Stopping by the Sip ‘N Shop on his way home, he located a spiral notebook like students still used. The main thing was that it had those tiny perforations along the side that would allow him to rip the paper out with having all those messy, tangled edges. He had enough messes and tangles in his life already.
Then, there was the matter of the pen. Did he go with a regular black ink pen or get something with more flare? Blue ink seemed almost as standard as black, while red seemed like overkill. What would Val think of receiving a letter from in written in red ink? Wouldn’t that be over the top?
He stuck with the blue.
Mark wished he had the talent to draw her a little picture or something, but that had never been a skill he’d been able to hone. In school, he’d been decent at math even if he hadn’t had much interest. His true love had been riding horses—a hobby he’d let go of when his dad died—and as a law enforcement officer, keeping order.
Once back in his vehicle, he scratched at the spot under the brim of his hat where it laid on his forehead. Had his life really become that dull?
Well, no. Not when it came to maintaining the safety of his community. But who was he kidding? How often did a small town like Rocky Ridge have huge and adrenaline filled events like ninety mile an hour car chases or fifty vehicle pileups? That was a good thing, of course. Something he was immensely grateful for. As a sheriff, quiet and boring was the dream.
What about his other dreams, though?
Mark thought back to when he’d been that calf roping teenage boy, participating in rodeos not only because he could do the task and do it well, but because it’d been fun. Enjoyable. His current job required so much time and seriousness that he rarely had fun. He didn’t let himself have fun. He had more important priorities.
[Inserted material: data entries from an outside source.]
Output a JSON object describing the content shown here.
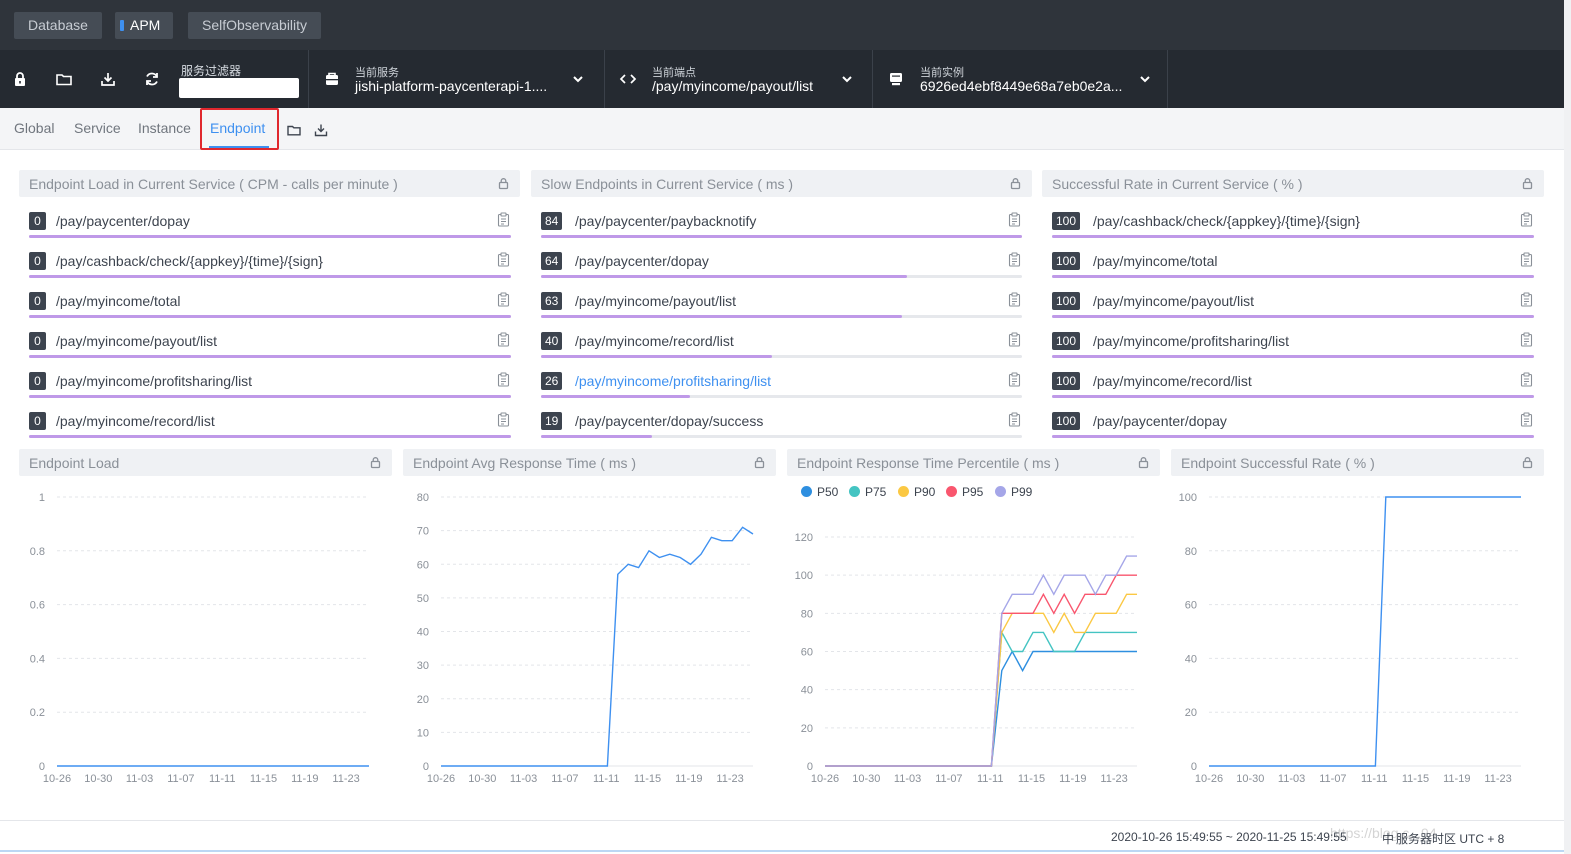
{
  "topnav": {
    "tabs": [
      {
        "label": "Database",
        "active": false
      },
      {
        "label": "APM",
        "active": true
      },
      {
        "label": "SelfObservability",
        "active": false
      }
    ]
  },
  "toolbar": {
    "filter_label": "服务过滤器",
    "filter_value": "",
    "service": {
      "label": "当前服务",
      "value": "jishi-platform-paycenterapi-1...."
    },
    "endpoint": {
      "label": "当前端点",
      "value": "/pay/myincome/payout/list"
    },
    "instance": {
      "label": "当前实例",
      "value": "6926ed4ebf8449e68a7eb0e2a..."
    }
  },
  "pagetabs": {
    "tabs": [
      {
        "label": "Global",
        "active": false
      },
      {
        "label": "Service",
        "active": false
      },
      {
        "label": "Instance",
        "active": false
      },
      {
        "label": "Endpoint",
        "active": true
      }
    ]
  },
  "panels": {
    "load": {
      "title": "Endpoint Load in Current Service ( CPM - calls per minute )",
      "rows": [
        {
          "value": "0",
          "endpoint": "/pay/paycenter/dopay",
          "fill": 1.0
        },
        {
          "value": "0",
          "endpoint": "/pay/cashback/check/{appkey}/{time}/{sign}",
          "fill": 1.0
        },
        {
          "value": "0",
          "endpoint": "/pay/myincome/total",
          "fill": 1.0
        },
        {
          "value": "0",
          "endpoint": "/pay/myincome/payout/list",
          "fill": 1.0
        },
        {
          "value": "0",
          "endpoint": "/pay/myincome/profitsharing/list",
          "fill": 1.0
        },
        {
          "value": "0",
          "endpoint": "/pay/myincome/record/list",
          "fill": 1.0
        }
      ]
    },
    "slow": {
      "title": "Slow Endpoints in Current Service ( ms )",
      "rows": [
        {
          "value": "84",
          "endpoint": "/pay/paycenter/paybacknotify",
          "fill": 1.0
        },
        {
          "value": "64",
          "endpoint": "/pay/paycenter/dopay",
          "fill": 0.76
        },
        {
          "value": "63",
          "endpoint": "/pay/myincome/payout/list",
          "fill": 0.75
        },
        {
          "value": "40",
          "endpoint": "/pay/myincome/record/list",
          "fill": 0.48
        },
        {
          "value": "26",
          "endpoint": "/pay/myincome/profitsharing/list",
          "fill": 0.31,
          "link": true
        },
        {
          "value": "19",
          "endpoint": "/pay/paycenter/dopay/success",
          "fill": 0.23
        }
      ]
    },
    "success": {
      "title": "Successful Rate in Current Service ( % )",
      "rows": [
        {
          "value": "100",
          "endpoint": "/pay/cashback/check/{appkey}/{time}/{sign}",
          "fill": 1.0
        },
        {
          "value": "100",
          "endpoint": "/pay/myincome/total",
          "fill": 1.0
        },
        {
          "value": "100",
          "endpoint": "/pay/myincome/payout/list",
          "fill": 1.0
        },
        {
          "value": "100",
          "endpoint": "/pay/myincome/profitsharing/list",
          "fill": 1.0
        },
        {
          "value": "100",
          "endpoint": "/pay/myincome/record/list",
          "fill": 1.0
        },
        {
          "value": "100",
          "endpoint": "/pay/paycenter/dopay",
          "fill": 1.0
        }
      ]
    }
  },
  "charts_titles": {
    "load": "Endpoint Load",
    "avg": "Endpoint Avg Response Time ( ms )",
    "pct": "Endpoint Response Time Percentile ( ms )",
    "sr": "Endpoint Successful Rate ( % )"
  },
  "colors": {
    "accent": "#3e90f0",
    "bar": "#bf99e8",
    "line": "#3e90f0",
    "highlight": "#e0282e"
  },
  "chart_data": [
    {
      "type": "line",
      "title": "Endpoint Load",
      "categories": [
        "10-26",
        "10-30",
        "11-03",
        "11-07",
        "11-11",
        "11-15",
        "11-19",
        "11-23"
      ],
      "ylim": [
        0,
        1
      ],
      "yticks": [
        "0",
        "0.2",
        "0.4",
        "0.6",
        "0.8",
        "1"
      ],
      "series": [
        {
          "values": [
            0,
            0,
            0,
            0,
            0,
            0,
            0,
            0,
            0,
            0,
            0,
            0,
            0,
            0,
            0,
            0,
            0,
            0,
            0,
            0,
            0,
            0,
            0,
            0,
            0,
            0,
            0,
            0,
            0,
            0,
            0
          ]
        }
      ]
    },
    {
      "type": "line",
      "title": "Endpoint Avg Response Time ( ms )",
      "categories": [
        "10-26",
        "10-30",
        "11-03",
        "11-07",
        "11-11",
        "11-15",
        "11-19",
        "11-23"
      ],
      "ylim": [
        0,
        80
      ],
      "yticks": [
        "0",
        "10",
        "20",
        "30",
        "40",
        "50",
        "60",
        "70",
        "80"
      ],
      "series": [
        {
          "values": [
            0,
            0,
            0,
            0,
            0,
            0,
            0,
            0,
            0,
            0,
            0,
            0,
            0,
            0,
            0,
            0,
            0,
            57,
            60,
            59,
            64,
            62,
            63,
            62,
            60,
            63,
            68,
            67,
            67,
            71,
            69
          ]
        }
      ]
    },
    {
      "type": "line",
      "title": "Endpoint Response Time Percentile ( ms )",
      "categories": [
        "10-26",
        "10-30",
        "11-03",
        "11-07",
        "11-11",
        "11-15",
        "11-19",
        "11-23"
      ],
      "ylim": [
        0,
        120
      ],
      "yticks": [
        "0",
        "20",
        "40",
        "60",
        "80",
        "100",
        "120"
      ],
      "legend": [
        "P50",
        "P75",
        "P90",
        "P95",
        "P99"
      ],
      "series": [
        {
          "name": "P50",
          "color": "#2e8fe0",
          "values": [
            0,
            0,
            0,
            0,
            0,
            0,
            0,
            0,
            0,
            0,
            0,
            0,
            0,
            0,
            0,
            0,
            0,
            50,
            60,
            50,
            60,
            60,
            60,
            60,
            60,
            60,
            60,
            60,
            60,
            60,
            60
          ]
        },
        {
          "name": "P75",
          "color": "#44c4c2",
          "values": [
            0,
            0,
            0,
            0,
            0,
            0,
            0,
            0,
            0,
            0,
            0,
            0,
            0,
            0,
            0,
            0,
            0,
            70,
            60,
            60,
            70,
            70,
            60,
            60,
            60,
            70,
            70,
            70,
            70,
            70,
            70
          ]
        },
        {
          "name": "P90",
          "color": "#fbc843",
          "values": [
            0,
            0,
            0,
            0,
            0,
            0,
            0,
            0,
            0,
            0,
            0,
            0,
            0,
            0,
            0,
            0,
            0,
            70,
            80,
            80,
            80,
            80,
            70,
            80,
            70,
            70,
            80,
            80,
            80,
            90,
            90
          ]
        },
        {
          "name": "P95",
          "color": "#f9566e",
          "values": [
            0,
            0,
            0,
            0,
            0,
            0,
            0,
            0,
            0,
            0,
            0,
            0,
            0,
            0,
            0,
            0,
            0,
            80,
            80,
            80,
            80,
            90,
            80,
            90,
            80,
            90,
            90,
            90,
            100,
            100,
            100
          ]
        },
        {
          "name": "P99",
          "color": "#a5a6e8",
          "values": [
            0,
            0,
            0,
            0,
            0,
            0,
            0,
            0,
            0,
            0,
            0,
            0,
            0,
            0,
            0,
            0,
            0,
            80,
            90,
            90,
            90,
            100,
            90,
            100,
            100,
            100,
            90,
            100,
            100,
            110,
            110
          ]
        }
      ]
    },
    {
      "type": "line",
      "title": "Endpoint Successful Rate ( % )",
      "categories": [
        "10-26",
        "10-30",
        "11-03",
        "11-07",
        "11-11",
        "11-15",
        "11-19",
        "11-23"
      ],
      "ylim": [
        0,
        100
      ],
      "yticks": [
        "0",
        "20",
        "40",
        "60",
        "80",
        "100"
      ],
      "series": [
        {
          "values": [
            0,
            0,
            0,
            0,
            0,
            0,
            0,
            0,
            0,
            0,
            0,
            0,
            0,
            0,
            0,
            0,
            0,
            100,
            100,
            100,
            100,
            100,
            100,
            100,
            100,
            100,
            100,
            100,
            100,
            100,
            100
          ]
        }
      ]
    }
  ],
  "footer": {
    "range": "2020-10-26 15:49:55 ~ 2020-11-25 15:49:55",
    "sep": "中",
    "timezone": "服务器时区 UTC + 8",
    "watermark": "https://blog.c...94"
  }
}
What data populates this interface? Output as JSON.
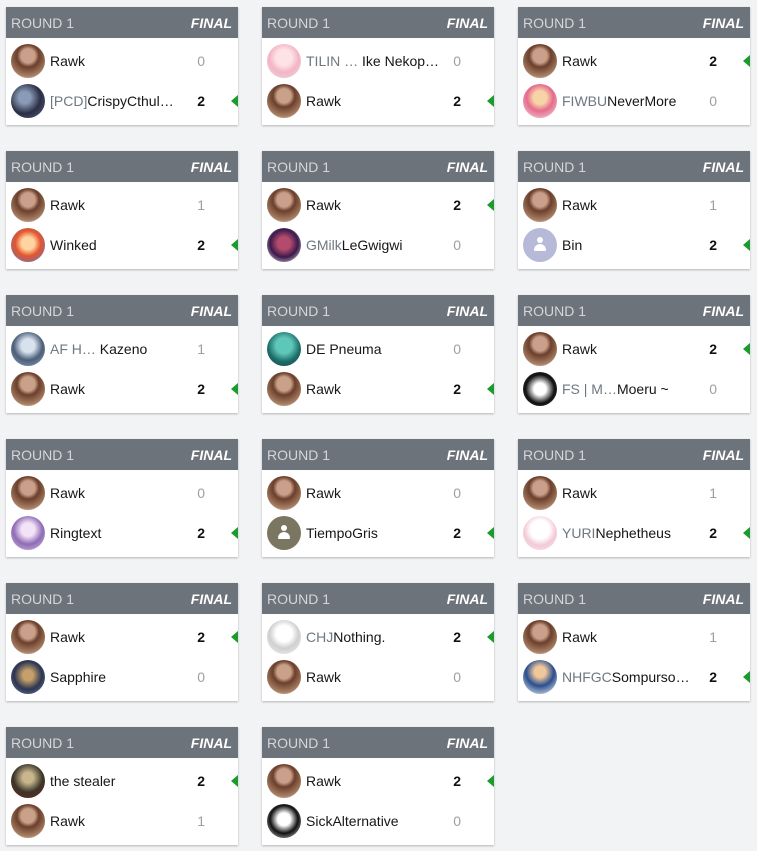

What Val did for a living was fun for her. Despite all the complications of previously being involved with the wrong man, he knew she had a fabulous time when out there in that stadium on Maybelline. He could see it in the light in those amber eyes of hers when she talked about it. He could hear the pure elation in her voice when she nailed a particularly difficult stunt or when she’d been honored with yet another award to add to her collection.
That was the difference between him and Val. She was living her dream while he was living his responsibilities.
Not that he minded. Honestly, he didn’t. He was doing the right thing and gained a lot of satisfaction in that knowledge. Mark knew his dad could see him, that he would approve of how he’d stepped up to that plate.
It was simply that sometimes, Mark felt a little hollow. Not about his work or family life. Never those. But when he came home to an empty soundless house every single time. When his kitchen remained precisely how he left it, whether with old coffee in his coffeemaker or completely pristine, because no one else was there to use it, that hollowness reared its nasty head.
Sure, that meant less cleanup, but what would it have been like to enter his front door and smell Val’s rain-like perfume? Or to step into his shower stall and see her bottles of hair care products? To see her lotions and things on his vanity rather than nothing but his plain white terrycloth towels? To know that even if she’d gone temporarily away, she’d be back?
Would that ever happen?
When he’d met Val—despite the negative circumstances surrounding it—she’d blazed across his night sky like a comet. He’d been in this rut for years, and while he mostly liked that rut, he had this hole in his life. Even with this thing being long distance, Val had started to fill it. Filled his heart and warmed his spirit.
With that in mind, Mark set his pen to the paper and began.